Nests in utility poles have led to five blackouts in the past two years, according to Mikoto Odagiri, an official of the Tokyo Electric Power Co. Linemen arrive to find a roasted crow beneath the shorted lines. The company has tried a variety of umbrella-like devices and obstructing wires to discourage crows. "They all turned out not to work," Odagiri said. "The crows are too smart. Maybe smarter than the power company."
"Crows have huge forebrains in comparison with other birds," said Shigeru Watanabe, a psychologist who oversaw experiments at Keio University in Tokyo to see if crows recognized people. "They are smarter than pigeons but dumber than us." That sometimes seems debatable. The crow explosion has occurred because impeccable Tokyo puts its garbage out in peckable plastic bags each night, and cannot seem to figure out that garbage dumpsters or cans would keep out the crows. When recycling started here in 1992, requiring separation of different kinds of trash, the government insisted people use relatively transparent bags. So on garbage collection day, rows of clear vinyl bags offer crows a smorgasbord. The crows prefer bags that seem to contain wet or pinkish contents, promising a treat for the flesh-loving scavengers. Before the garbage collectors arrive, the birds have pecked through and strewn the garbage across the street. "It's really more a problem of what humans do than what crows do," said Momosawa.

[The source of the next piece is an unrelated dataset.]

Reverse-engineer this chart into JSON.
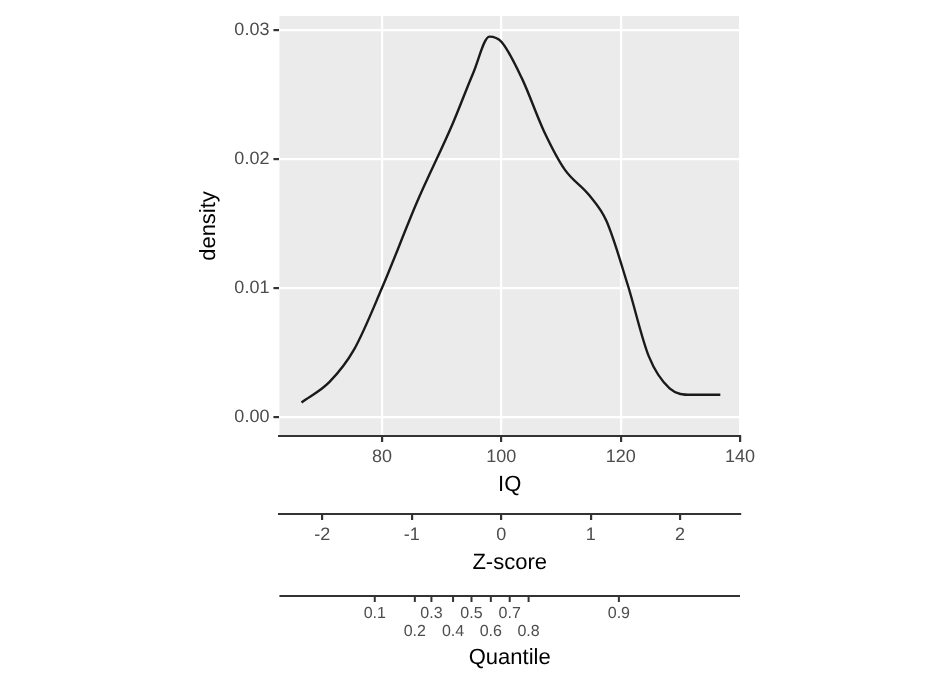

So, too, the noise problem is partly a self-inflicted injury by humans. Complaints about crows rocketed to 1,298 last year from 511 the year before, partly because the increase in the crow population means so many more crows are living close to people. And crows greet the sunrise with a raucous hello, a din that drives people out of bed. Since Japan stubbornly refuses to adopt daylight savings time, the deafening noise starts at 4:30 a.m., rather than a slightly more civilized hour. Is that the sound of crows laughing through their beaks?
Even the attacks during nesting season can be partly blamed on the linguistic shortcomings of the victims, said Michio Matsuda, an ornithologist and author of "Why Crows Attack." If more people talked crow, he said, there would be fewer such incidents. "There's a lack of communication here," Matsuda said. "Crows send many signals. When the salaryman going to work or the mother with a baby goes under a tree with a nest, the crows give nasty cries to say, 'Please leave our living circle.' But city people miss the sign. It's a problem for the crows. They are perplexed, and they send more signals that are ignored. The only thing they can do is be more aggressive."